Exchanging gifts is delightful. It can also be fraught. How do you choose something the receiver will enjoy or find meaningful? And must you act pleased if you receive a tub of anti-cellulite cream?
With the holidays fast approaching, 11 Guardian readers shared the best and worst gifts they have ever received. Can we learn anything from their experiences? Perhaps not: “Don’t just give something that appeals to you,” writes one, and “Always gift something you want,” writes another.
No wonder so many of us have a hard time figuring it out.
‘It’s a bat’s head’
Best: My husband took me on a cruise up the Nile river for my birthday. It was the trip of a lifetime.
Worst: One winter evening at college, a fellow student came up to me and declared: “This is for you. It’s a bat’s head.” It was a very heavy box. He had never expressed romantic interest in me before, and I was so surprised I said nothing. It was cold, so I hurried back to my dorm room. I had feared it was an anatomical specimen, but what I found was a mass of hardened plaster of paris. My roommate and I went to the dumpster and dropped it in.
Brenda, Portland
An unwelcome beauty product
Best: When my son was 13, he started working as a paper boy in the afternoon, six days a week. My Christmas present from him that year was a food processor, which I could not afford to buy myself as a single, low-income mother.
Worst: A male colleague gave me Lancôme anti-cellulite cream.
Guri, 72, Norway
… Another unwelcome beauty product
Best: My parents weren’t gift givers. Mostly they just didn’t buy anything, but for Christmas when I was 10, they bought me a new bike, and a trip to Germany to visit a friend by myself. I thought this was incredible. In hindsight, now that I have kids, I think maybe they were just trying to get rid of me for a break.
Worst: When I was 17, my mum’s friend bought me cellulite-reducing tights.
Kelly, Brighton
A stinky ice tray
Best: My daughter surprised me with a trip to Kauai, Hawaii. The trip was magical. We watched giant sea turtles coming up on the beach and sunset to rest.
Worst: Silicone ice cube trays. The giver said he saw me struggling with a regular tray. I thought it was a strange thing to be considered a gift. It also smelled bad. Anonymous, California
Tim Curry (good) and Tim Curry (bad)
Best: As a massive Tim Curry fan, I was surprised to find one of my former colleagues knew and liked his work. She gave me a mug printed with his most prominent characters. I’m too scared to use it. It’s special.

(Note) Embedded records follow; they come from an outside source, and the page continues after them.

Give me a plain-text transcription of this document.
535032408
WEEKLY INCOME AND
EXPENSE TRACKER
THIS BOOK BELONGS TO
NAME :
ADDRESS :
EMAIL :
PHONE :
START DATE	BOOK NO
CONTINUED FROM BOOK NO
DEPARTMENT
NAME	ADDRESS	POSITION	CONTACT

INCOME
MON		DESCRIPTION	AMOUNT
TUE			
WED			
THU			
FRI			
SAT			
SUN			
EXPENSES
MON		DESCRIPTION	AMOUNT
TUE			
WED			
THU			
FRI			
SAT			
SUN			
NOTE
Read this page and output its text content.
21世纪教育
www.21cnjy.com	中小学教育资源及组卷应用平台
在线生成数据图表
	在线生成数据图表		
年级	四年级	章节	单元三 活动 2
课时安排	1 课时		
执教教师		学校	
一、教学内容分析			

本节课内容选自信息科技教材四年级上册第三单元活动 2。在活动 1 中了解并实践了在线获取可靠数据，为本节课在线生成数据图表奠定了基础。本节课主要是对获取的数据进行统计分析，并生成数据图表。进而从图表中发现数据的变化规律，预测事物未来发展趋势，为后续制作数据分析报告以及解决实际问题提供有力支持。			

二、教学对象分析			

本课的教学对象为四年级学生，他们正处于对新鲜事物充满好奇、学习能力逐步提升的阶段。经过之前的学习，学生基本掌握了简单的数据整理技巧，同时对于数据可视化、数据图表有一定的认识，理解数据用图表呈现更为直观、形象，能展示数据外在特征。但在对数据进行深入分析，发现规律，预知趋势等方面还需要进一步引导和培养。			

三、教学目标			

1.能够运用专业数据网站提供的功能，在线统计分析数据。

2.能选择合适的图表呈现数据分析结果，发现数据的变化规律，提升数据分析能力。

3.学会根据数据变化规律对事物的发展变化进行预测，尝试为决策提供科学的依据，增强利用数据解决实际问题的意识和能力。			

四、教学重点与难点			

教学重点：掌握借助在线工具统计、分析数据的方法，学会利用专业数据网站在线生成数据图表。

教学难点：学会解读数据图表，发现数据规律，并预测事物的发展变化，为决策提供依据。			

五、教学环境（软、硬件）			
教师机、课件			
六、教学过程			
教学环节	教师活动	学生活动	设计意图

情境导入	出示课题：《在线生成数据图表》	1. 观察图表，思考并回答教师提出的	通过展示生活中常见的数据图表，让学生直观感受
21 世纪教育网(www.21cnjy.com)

Worst: The drawback of being a Tim Curry aficionado is that he’s in a lot of films of doubtful quality. I think the worst is Four Dogs Playing Poker. My dad gave it to me for Christmas. I regifted it to an unsuspecting frenemy.
Bonnie, 42, Netherlands
Marital highs and lows
Best: Ruby earrings from my soon-to-be second husband.
Worst: A vacuum cleaner which was the beginning of an eventual divorce.
Anonymous, Virginia
Gurus and fire rituals
Best: My then-guru gave me a beautiful, large bronze Quan Yin, seated on a dragon.
Worst: One year, my friend gave me an ugly wooden carved gnome face. She loved and collected them. I was horrified. It felt evil! I’d been invited to a new year’s fire ritual, and it immediately went into the flames.
Anonymous, North Carolina
Floor mats and singing fish
Best: Rubber floor mats for my first car, a Saab 900S. I lived in Chicago and needed to protect the car’s carpet. It was the only thing I wanted and I was so happy to get it.
Worst: Billy Bass. Who needs a singing fish on a wall plaque?
Anonymous
A quilt for a quiltmaker
Worst: I have 30 years of experience making quilts. One Christmas, my mom bought me a Walmart quilt. I’ve never figured out why.
Susan, retired, Georgia
Deadly nuts
Best: I used to work for a homeless charity, and one of my responsibilities was to supervise a workshop where people could learn woodworking skills. It had been a difficult year with a funding crisis looming. Out of the blue, the trainees presented me with a beautiful wooden candle box, crafted from cherry wood. It’s still in use, and it holds red candles for my advent wreath.
Worst: I received a large, fancy box of assorted nuts. I have a severe nut allergy, which most people are aware of. Or so I thought.
Anonymous, Scotland
Thoughtful tea towels
Best: This will probably sound like many people’s idea of a “worst” gift, but my husband got me two dozen new tea towels. We use them for cloth napkins and all sorts of household tasks. Getting more was thoughtful, and a sign my husband was listening to what I wanted rather than buying me something more conventional that I’m supposed to want.